Comments 3: The manuscript is generally well-written, with a logical structure that effectively guides the reader through the various sections. The tables and figures are presented clearly and aid in the understanding of the results. However, there are a few minor grammatical errors and typographical issues, particularly in the figure captions, which could be addressed to improve readability.

Response 3: Thank you for your comment. We have carefully reviewed the manuscript, including the figure captions, to correct grammatical errors and typographical issues. The revised figure captions now provide clearer explanations of the experimental conditions and results. These changes improve the overall readability and clarity of the manuscript.

 

Comments 4: The figure legends could provide more detailed explanations of the experimental conditions.

Response 4: Thank you for your valuable suggestion. We have revised the figure legends to provide more detailed explanations of the experimental conditions, including descriptions of the treatments administered, the time points for measurements, and the significance of the data. These revisions aim to improve clarity and ensure that the figures are self-explanatory.

 

Comments 5: Several typographical errors (e.g., "ad-ministration") need correction for professionalism.

Response 5: Thank you for identifying these errors. We have thoroughly reviewed the manuscript and corrected all typographical errors, including 'ad-ministration,' to ensure a professional and polished presentation of the text.

 

Comments 6: While limitations are briefly mentioned, a more in-depth discussion could strengthen the paper's critical analysis.

Response 6: We appreciate your suggestion. We have expanded the limitations section to provide a more in-depth critical analysis, discussing the impact of the small sample size, dosing uncertainties, and the timing of tissue collection on the study's findings. We also outline potential future research directions to address these limitations.

Reviewer 3 Report

Comments and Suggestions for Authors

Dear author,

First of all, I would like to congratulate you for carrying out studies of this type to try to improve the appearance of POI in patients after abdominal surgery.

 

I must admit that my level of knowledge is not very high, but I have many doubts:

- You do not talk about the pathophysiology of POI, but I think you should give some minimum standards to justify the work.

- The justification of the working hypothesis is missing, as are the main and secondary objectives.

- You do not talk about the statistical methods used and what you consider statistically significant. What type of study do you use?

- The results could perhaps be explained in tables to help improve understanding.

- I congratulate you for the limitations you recognize.

Thank you for your work.

Sincerely

Author Response

Comments 1: You do not talk about the pathophysiology of POI, but I think you should give some minimum standards to justify the work.

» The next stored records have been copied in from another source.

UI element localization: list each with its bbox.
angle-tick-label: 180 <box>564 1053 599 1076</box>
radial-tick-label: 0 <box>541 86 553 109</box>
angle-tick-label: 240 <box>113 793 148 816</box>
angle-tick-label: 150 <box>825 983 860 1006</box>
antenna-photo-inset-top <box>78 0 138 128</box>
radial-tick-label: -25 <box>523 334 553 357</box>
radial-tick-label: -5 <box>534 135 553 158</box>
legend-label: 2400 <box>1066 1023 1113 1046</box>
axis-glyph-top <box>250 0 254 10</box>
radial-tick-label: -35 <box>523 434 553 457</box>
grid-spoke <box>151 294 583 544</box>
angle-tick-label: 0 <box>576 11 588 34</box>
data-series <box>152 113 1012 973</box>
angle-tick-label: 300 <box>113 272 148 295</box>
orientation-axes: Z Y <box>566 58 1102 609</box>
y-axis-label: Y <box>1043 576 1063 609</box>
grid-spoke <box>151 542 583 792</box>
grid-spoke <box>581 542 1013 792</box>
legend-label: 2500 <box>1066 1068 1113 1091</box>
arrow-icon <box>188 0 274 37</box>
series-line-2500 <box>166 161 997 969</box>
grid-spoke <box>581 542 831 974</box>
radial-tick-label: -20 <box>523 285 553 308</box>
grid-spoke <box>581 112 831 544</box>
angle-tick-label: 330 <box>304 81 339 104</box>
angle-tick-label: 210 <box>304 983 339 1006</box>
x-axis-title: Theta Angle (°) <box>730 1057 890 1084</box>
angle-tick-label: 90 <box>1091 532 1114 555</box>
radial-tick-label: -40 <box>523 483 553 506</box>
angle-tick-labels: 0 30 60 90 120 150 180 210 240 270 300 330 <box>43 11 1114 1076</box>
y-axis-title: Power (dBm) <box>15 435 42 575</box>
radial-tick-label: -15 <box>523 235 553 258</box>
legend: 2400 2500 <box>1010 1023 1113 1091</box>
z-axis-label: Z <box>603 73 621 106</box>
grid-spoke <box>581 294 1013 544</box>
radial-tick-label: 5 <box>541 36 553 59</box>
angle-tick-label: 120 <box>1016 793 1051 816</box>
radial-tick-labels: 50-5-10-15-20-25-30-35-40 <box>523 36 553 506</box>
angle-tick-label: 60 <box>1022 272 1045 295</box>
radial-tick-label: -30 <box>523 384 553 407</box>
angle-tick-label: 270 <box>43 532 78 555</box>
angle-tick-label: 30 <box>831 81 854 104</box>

Response 1: Thank you for your valuable suggestion. We have expanded the introduction to provide a more detailed explanation of the pathophysiology of POI to better justify the rationale for the study. 

 

Comments 2: The justification of the working hypothesis is missing, as are the main and secondary objectives.

Response 2: We have clarified the working hypothesis and explicitly stated the objectives of the study. 

 

Comments 3: You do not talk about the statistical methods used and what you consider statistically significant. What type of study do you use?

Response 3: We have added a section detailing the statistical methods used and defined the thresholds for statistical significance. 

 

Comments 4: The results could perhaps be explained in tables to help improve understanding.

Response 4: Thank you for your thoughtful suggestion. However, we have already presented all of the results in the form of figures in the Results section. Reformatting these data into tables could lead to redundancy. We hope you understand our decision not to include additional tables to avoid duplication and maintain the clarity of the presentation.